In readiness for tonight’s post-sunset launch of Ax-2, B1080 was rolled out from the Horizontal Integration Facility (HIF) to Pad 39A on Thursday. Whitson, Shoffner, Al-Qarni and Barnawi participated in a Dry Dress Rehearsal (DDR) of their launch day practices and processes early Friday. And later that day, after the astronauts had disembarked and returned to their crew quarters, B1080’s nine Merlin 1D+ engines were ignited for a Static Fire Test that is customarily performed prior to the maiden outing of any new booster.
Although B1080 has not flown before, the Crew Dragon for this mission certainly has. Dragon Freedom will embarking on her second orbital trek, having previously supported the 170-day Crew-4 increment of NASA astronauts Kjell Lindgren, Bob “Farmer” Hines and Jessica Watkins, together with Italy’s Samantha Cristoforetti, which took place between April and October of last year.
An on-time launch tonight will see Dragon Freedom separate from the Falcon 9’s second stage and enter orbital flight about 11 minutes and 58 seconds into the flight, with the spacecraft’s nose cone unfurled a minute or so later to expose its rendezvous and other sensors. Whitson, Shoffner, Al-Qarni and Barnawi will follow the second-shortest launch-to-arrival transit of any Crew Dragon so far, with autonomous docking at the space-facing (or “zenith”) port of the station’s Harmony node expected at 9:24 a.m. EDT Monday, less than 16 hours after liftoff.

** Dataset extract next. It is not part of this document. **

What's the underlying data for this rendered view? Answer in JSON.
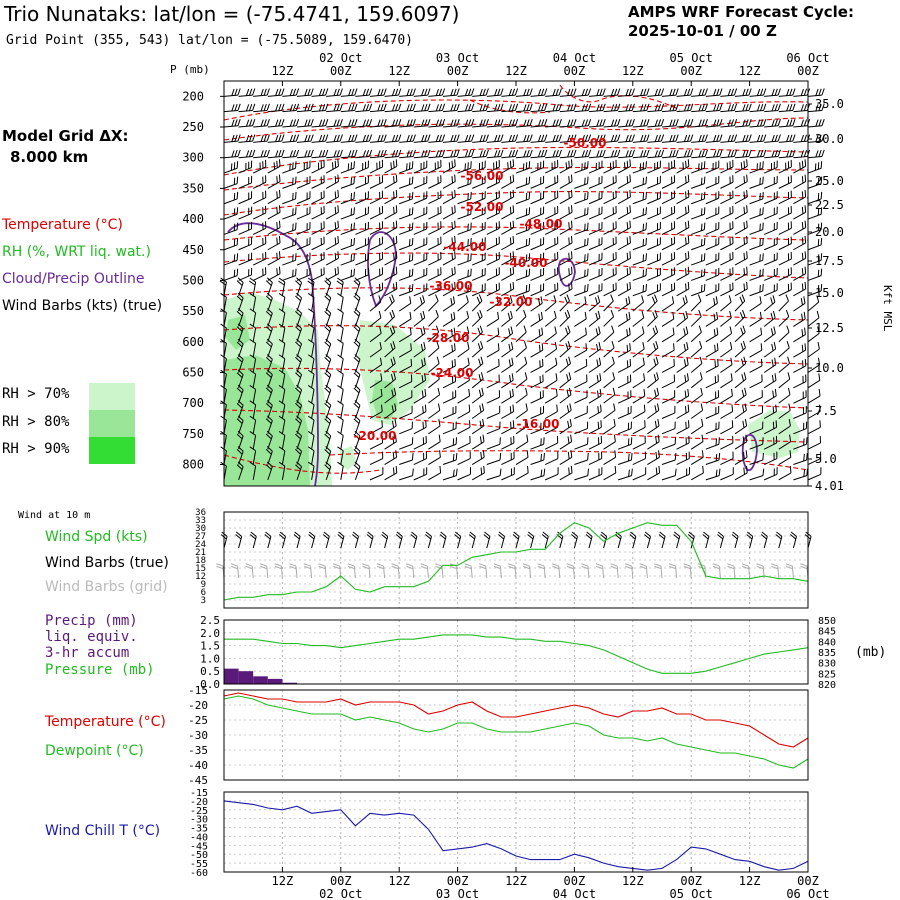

The new arrivals will be welcomed aboard the orbital complex by the incumbent Expedition 69 crew—Commander Sergei Prokopyev, his Russian colleagues Dmitri Petelin and Andrei Fedyayev, U.S. astronauts Steve Bowen, Warren “Woody” Hoburg and Frank Rubio and Sultan Al-Neyadi of the United Arab Emirates (UAE)—and will participate in a safety briefing, before heading directly into work. Ax-2 will support more than 20 multidisciplinary experiments spanning the life sciences, human research, physical sciences and technology, as well as about 130 hours of National Lab Science.

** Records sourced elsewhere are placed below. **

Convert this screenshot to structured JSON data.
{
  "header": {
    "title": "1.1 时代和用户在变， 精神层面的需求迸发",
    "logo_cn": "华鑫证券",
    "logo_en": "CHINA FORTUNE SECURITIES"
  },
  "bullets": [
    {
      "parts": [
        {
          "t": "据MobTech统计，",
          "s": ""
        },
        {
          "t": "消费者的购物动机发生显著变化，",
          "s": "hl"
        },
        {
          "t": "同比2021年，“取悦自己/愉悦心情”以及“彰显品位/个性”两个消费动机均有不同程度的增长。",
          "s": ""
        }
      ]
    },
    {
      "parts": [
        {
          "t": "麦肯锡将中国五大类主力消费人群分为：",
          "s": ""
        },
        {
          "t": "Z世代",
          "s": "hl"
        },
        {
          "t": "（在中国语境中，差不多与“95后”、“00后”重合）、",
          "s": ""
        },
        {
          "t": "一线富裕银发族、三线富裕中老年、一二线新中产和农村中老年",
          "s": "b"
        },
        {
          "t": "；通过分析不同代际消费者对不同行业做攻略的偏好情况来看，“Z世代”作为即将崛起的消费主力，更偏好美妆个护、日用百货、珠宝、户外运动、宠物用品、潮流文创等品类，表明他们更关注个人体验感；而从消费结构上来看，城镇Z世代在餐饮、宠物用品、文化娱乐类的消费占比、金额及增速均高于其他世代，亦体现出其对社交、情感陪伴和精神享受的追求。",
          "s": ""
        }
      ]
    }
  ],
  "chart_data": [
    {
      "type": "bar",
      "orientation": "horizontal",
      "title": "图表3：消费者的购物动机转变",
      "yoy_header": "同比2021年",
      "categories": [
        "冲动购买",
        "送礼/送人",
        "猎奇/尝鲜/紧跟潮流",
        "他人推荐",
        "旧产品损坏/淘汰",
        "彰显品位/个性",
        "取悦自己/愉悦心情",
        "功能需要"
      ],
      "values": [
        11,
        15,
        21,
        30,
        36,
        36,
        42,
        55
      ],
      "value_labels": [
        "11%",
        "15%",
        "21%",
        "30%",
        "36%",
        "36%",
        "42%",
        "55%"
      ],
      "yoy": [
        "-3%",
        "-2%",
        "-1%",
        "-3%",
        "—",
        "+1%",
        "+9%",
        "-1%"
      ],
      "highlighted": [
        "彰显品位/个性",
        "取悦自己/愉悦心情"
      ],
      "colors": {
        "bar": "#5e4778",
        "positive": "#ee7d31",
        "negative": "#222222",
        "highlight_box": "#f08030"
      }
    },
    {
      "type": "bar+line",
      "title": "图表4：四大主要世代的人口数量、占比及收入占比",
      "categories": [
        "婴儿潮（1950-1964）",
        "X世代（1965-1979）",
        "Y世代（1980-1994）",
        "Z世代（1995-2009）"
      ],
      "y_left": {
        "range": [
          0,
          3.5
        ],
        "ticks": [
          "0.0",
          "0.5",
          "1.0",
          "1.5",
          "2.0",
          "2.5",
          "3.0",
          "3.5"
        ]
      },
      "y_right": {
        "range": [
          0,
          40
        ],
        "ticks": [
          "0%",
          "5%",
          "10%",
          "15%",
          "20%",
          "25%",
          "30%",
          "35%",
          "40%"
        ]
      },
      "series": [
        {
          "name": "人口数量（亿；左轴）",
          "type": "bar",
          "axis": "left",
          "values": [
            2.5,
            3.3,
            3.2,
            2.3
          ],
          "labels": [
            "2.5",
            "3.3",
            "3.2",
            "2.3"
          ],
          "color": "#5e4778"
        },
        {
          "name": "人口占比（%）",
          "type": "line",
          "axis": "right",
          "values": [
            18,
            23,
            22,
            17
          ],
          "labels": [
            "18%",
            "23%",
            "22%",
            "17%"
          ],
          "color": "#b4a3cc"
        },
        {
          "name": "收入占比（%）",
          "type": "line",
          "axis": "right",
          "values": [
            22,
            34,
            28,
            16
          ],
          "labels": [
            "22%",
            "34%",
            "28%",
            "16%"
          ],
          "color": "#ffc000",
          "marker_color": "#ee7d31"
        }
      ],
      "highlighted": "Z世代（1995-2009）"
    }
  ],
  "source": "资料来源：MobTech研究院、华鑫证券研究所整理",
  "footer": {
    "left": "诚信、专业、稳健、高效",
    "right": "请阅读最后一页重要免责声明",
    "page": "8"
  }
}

They also plan to carry several personal items with them. Whitson will fly her wedding necklace, Shoffner a toy spaceman from a Gemini spacecraft model he built as a child, Barnawi’s grandmother’s earrings and Saudi coffee and dates, courtesy of Al-Qarni.
Ax-2 is particularly significant, as it will mark the first time that any Saudi astronauts have visited the ISS and Barnawi is set to become the first female Saudi spacefarer. Al-Qarni is the second Saudi man to enter space, following Prince Sultan Salman Abdul Aziz Al-Saud, who flew aboard shuttle Discovery way back in June 1985.

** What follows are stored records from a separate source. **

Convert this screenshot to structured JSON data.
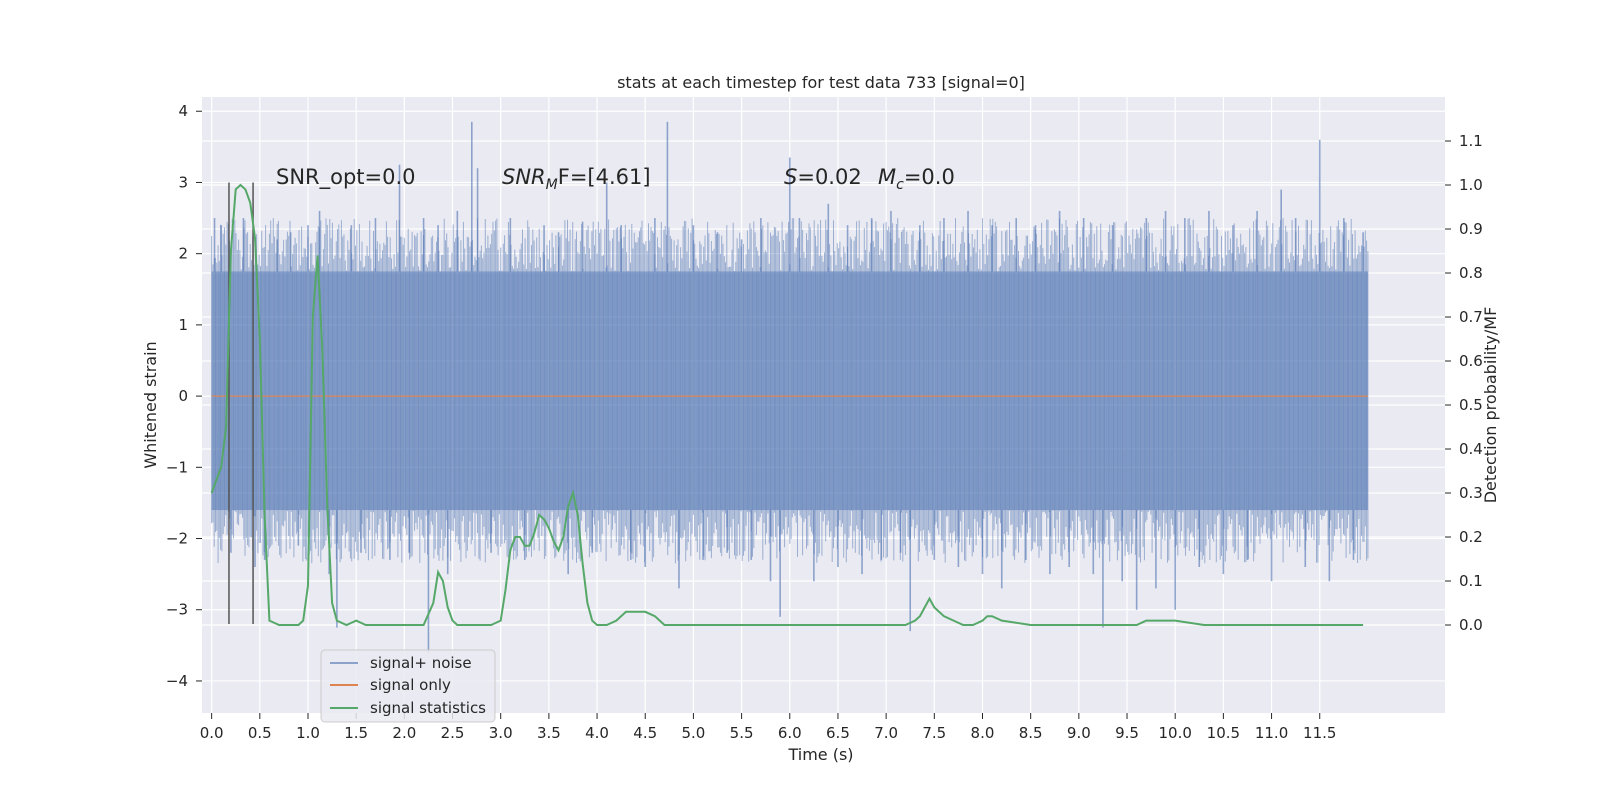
{
  "chart_data": {
    "type": "line",
    "title": "stats at each timestep for test data 733 [signal=0]",
    "xlabel": "Time (s)",
    "ylabel_left": "Whitened strain",
    "ylabel_right": "Detection probability/MF",
    "xlim": [
      -0.1,
      12.8
    ],
    "ylim_left": [
      -4.45,
      4.2
    ],
    "ylim_right": [
      -0.2,
      1.2
    ],
    "xticks": [
      "0.0",
      "0.5",
      "1.0",
      "1.5",
      "2.0",
      "2.5",
      "3.0",
      "3.5",
      "4.0",
      "4.5",
      "5.0",
      "5.5",
      "6.0",
      "6.5",
      "7.0",
      "7.5",
      "8.0",
      "8.5",
      "9.0",
      "9.5",
      "10.0",
      "10.5",
      "11.0",
      "11.5"
    ],
    "yticks_left": [
      "−4",
      "−3",
      "−2",
      "−1",
      "0",
      "1",
      "2",
      "3",
      "4"
    ],
    "yticks_right": [
      "0.0",
      "0.1",
      "0.2",
      "0.3",
      "0.4",
      "0.5",
      "0.6",
      "0.7",
      "0.8",
      "0.9",
      "1.0",
      "1.1"
    ],
    "annotations": {
      "snr_opt": "SNR_opt=0.0",
      "snr_mf_sym": "SNR",
      "snr_mf_sub": "M",
      "snr_mf_rest": "F=[4.61]",
      "s_sym": "S",
      "s_rest": "=0.02",
      "mc_sym": "M",
      "mc_sub": "c",
      "mc_rest": "=0.0"
    },
    "vlines_x": [
      0.18,
      0.43
    ],
    "vlines_y": [
      -3.2,
      3.0
    ],
    "grid": true,
    "legend_position": "lower-left",
    "series": [
      {
        "name": "signal+ noise",
        "color": "#4c72b0",
        "opacity": 0.5,
        "axis": "left",
        "x_range": [
          0.0,
          12.0
        ],
        "band_y": [
          -1.6,
          1.75
        ],
        "spikes": [
          [
            0.03,
            2.5
          ],
          [
            0.1,
            2.4
          ],
          [
            0.2,
            -2.2
          ],
          [
            0.33,
            2.5
          ],
          [
            0.45,
            -2.4
          ],
          [
            0.55,
            -2.3
          ],
          [
            0.68,
            2.2
          ],
          [
            0.82,
            2.3
          ],
          [
            0.9,
            -2.1
          ],
          [
            1.0,
            2.4
          ],
          [
            1.12,
            2.6
          ],
          [
            1.22,
            -2.5
          ],
          [
            1.3,
            -3.25
          ],
          [
            1.45,
            2.4
          ],
          [
            1.55,
            -2.2
          ],
          [
            1.7,
            2.5
          ],
          [
            1.85,
            -2.3
          ],
          [
            1.95,
            3.25
          ],
          [
            2.05,
            -2.2
          ],
          [
            2.2,
            2.5
          ],
          [
            2.25,
            -3.6
          ],
          [
            2.35,
            2.4
          ],
          [
            2.45,
            -2.5
          ],
          [
            2.55,
            2.6
          ],
          [
            2.7,
            3.85
          ],
          [
            2.76,
            3.2
          ],
          [
            2.9,
            -2.2
          ],
          [
            3.1,
            2.5
          ],
          [
            3.25,
            -2.3
          ],
          [
            3.45,
            2.4
          ],
          [
            3.6,
            2.3
          ],
          [
            3.7,
            -2.5
          ],
          [
            3.85,
            2.45
          ],
          [
            3.95,
            -2.2
          ],
          [
            4.1,
            3.0
          ],
          [
            4.25,
            2.4
          ],
          [
            4.35,
            -2.3
          ],
          [
            4.5,
            -2.4
          ],
          [
            4.6,
            2.5
          ],
          [
            4.73,
            3.85
          ],
          [
            4.85,
            -2.7
          ],
          [
            5.0,
            2.4
          ],
          [
            5.1,
            -2.3
          ],
          [
            5.25,
            2.3
          ],
          [
            5.35,
            -2.2
          ],
          [
            5.5,
            2.2
          ],
          [
            5.6,
            -2.3
          ],
          [
            5.7,
            2.5
          ],
          [
            5.8,
            -2.6
          ],
          [
            5.9,
            -3.1
          ],
          [
            6.0,
            3.35
          ],
          [
            6.1,
            2.5
          ],
          [
            6.25,
            -2.6
          ],
          [
            6.4,
            2.7
          ],
          [
            6.5,
            -2.4
          ],
          [
            6.6,
            2.4
          ],
          [
            6.75,
            -2.5
          ],
          [
            6.85,
            2.5
          ],
          [
            6.95,
            -2.3
          ],
          [
            7.05,
            2.6
          ],
          [
            7.15,
            -2.2
          ],
          [
            7.25,
            -3.3
          ],
          [
            7.35,
            2.4
          ],
          [
            7.5,
            -2.3
          ],
          [
            7.6,
            2.5
          ],
          [
            7.75,
            -2.4
          ],
          [
            7.85,
            2.6
          ],
          [
            8.0,
            -2.5
          ],
          [
            8.1,
            2.4
          ],
          [
            8.2,
            -2.7
          ],
          [
            8.35,
            2.5
          ],
          [
            8.45,
            -2.3
          ],
          [
            8.55,
            2.4
          ],
          [
            8.7,
            -2.5
          ],
          [
            8.8,
            2.6
          ],
          [
            8.9,
            -2.4
          ],
          [
            9.05,
            2.5
          ],
          [
            9.15,
            -2.5
          ],
          [
            9.25,
            -3.25
          ],
          [
            9.35,
            2.4
          ],
          [
            9.45,
            -2.6
          ],
          [
            9.6,
            -3.0
          ],
          [
            9.7,
            2.5
          ],
          [
            9.8,
            -2.7
          ],
          [
            9.9,
            2.6
          ],
          [
            10.0,
            -3.0
          ],
          [
            10.1,
            2.5
          ],
          [
            10.25,
            -2.4
          ],
          [
            10.35,
            2.6
          ],
          [
            10.5,
            -2.5
          ],
          [
            10.6,
            2.4
          ],
          [
            10.75,
            -2.3
          ],
          [
            10.85,
            2.6
          ],
          [
            11.0,
            -2.6
          ],
          [
            11.1,
            2.9
          ],
          [
            11.25,
            2.5
          ],
          [
            11.35,
            -2.4
          ],
          [
            11.5,
            3.6
          ],
          [
            11.6,
            -2.6
          ],
          [
            11.75,
            2.5
          ],
          [
            11.85,
            -2.3
          ],
          [
            11.95,
            2.3
          ]
        ]
      },
      {
        "name": "signal only",
        "color": "#dd8452",
        "axis": "left",
        "x": [
          0.0,
          12.0
        ],
        "y": [
          0.0,
          0.0
        ]
      },
      {
        "name": "signal statistics",
        "color": "#55a868",
        "axis": "right",
        "x": [
          0.0,
          0.1,
          0.15,
          0.2,
          0.25,
          0.3,
          0.35,
          0.4,
          0.45,
          0.5,
          0.55,
          0.6,
          0.7,
          0.8,
          0.9,
          0.95,
          1.0,
          1.05,
          1.1,
          1.15,
          1.2,
          1.25,
          1.3,
          1.4,
          1.5,
          1.6,
          1.8,
          2.0,
          2.2,
          2.3,
          2.35,
          2.4,
          2.45,
          2.5,
          2.55,
          2.6,
          2.7,
          2.8,
          2.9,
          3.0,
          3.05,
          3.1,
          3.15,
          3.2,
          3.25,
          3.3,
          3.35,
          3.4,
          3.45,
          3.5,
          3.55,
          3.6,
          3.65,
          3.7,
          3.75,
          3.8,
          3.85,
          3.9,
          3.95,
          4.0,
          4.05,
          4.1,
          4.2,
          4.3,
          4.4,
          4.5,
          4.6,
          4.65,
          4.7,
          4.8,
          4.9,
          5.0,
          5.5,
          6.0,
          6.5,
          6.7,
          6.8,
          7.0,
          7.2,
          7.3,
          7.35,
          7.4,
          7.45,
          7.5,
          7.6,
          7.7,
          7.8,
          7.9,
          8.0,
          8.05,
          8.1,
          8.2,
          8.5,
          8.8,
          9.0,
          9.5,
          9.6,
          9.7,
          9.8,
          9.9,
          10.0,
          10.3,
          11.0,
          11.5,
          11.95
        ],
        "y": [
          0.3,
          0.36,
          0.45,
          0.85,
          0.99,
          1.0,
          0.99,
          0.96,
          0.88,
          0.65,
          0.25,
          0.01,
          0.0,
          0.0,
          0.0,
          0.01,
          0.09,
          0.7,
          0.84,
          0.62,
          0.27,
          0.05,
          0.01,
          0.0,
          0.01,
          0.0,
          0.0,
          0.0,
          0.0,
          0.05,
          0.12,
          0.1,
          0.04,
          0.01,
          0.0,
          0.0,
          0.0,
          0.0,
          0.0,
          0.01,
          0.08,
          0.17,
          0.2,
          0.2,
          0.18,
          0.18,
          0.21,
          0.25,
          0.24,
          0.22,
          0.19,
          0.17,
          0.2,
          0.27,
          0.3,
          0.25,
          0.14,
          0.05,
          0.01,
          0.0,
          0.0,
          0.0,
          0.01,
          0.03,
          0.03,
          0.03,
          0.02,
          0.01,
          0.0,
          0.0,
          0.0,
          0.0,
          0.0,
          0.0,
          0.0,
          0.0,
          0.0,
          0.0,
          0.0,
          0.01,
          0.02,
          0.04,
          0.06,
          0.04,
          0.02,
          0.01,
          0.0,
          0.0,
          0.01,
          0.02,
          0.02,
          0.01,
          0.0,
          0.0,
          0.0,
          0.0,
          0.0,
          0.01,
          0.01,
          0.01,
          0.01,
          0.0,
          0.0,
          0.0,
          0.0
        ]
      }
    ]
  }
}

Originally timelined as a 12-day flight, ten of which would be docked to the ISS, Ax-2 has been shortened to ten days, with eight of them docked, to make the mission “fit” into a busy ISS manifest, prior to the CRS-28 Cargo Dragon’s arrival. The shortened duration will prioritize Ax-2’s scientific payloads, with several low-priority activities, including some media events, deleted from the timeline.
On-orbit, the Expedition 69 has busily been preparing for Ax-2’s arrival. Last week, Bowen gathered and staged emergency hardware to accommodate the new arrivals and Al-Neyadi reviewed procedures and set up computers in the multi-windowed cupola and the U.S. Destiny lab to support Dragon Freedom’s inbound approach and docking.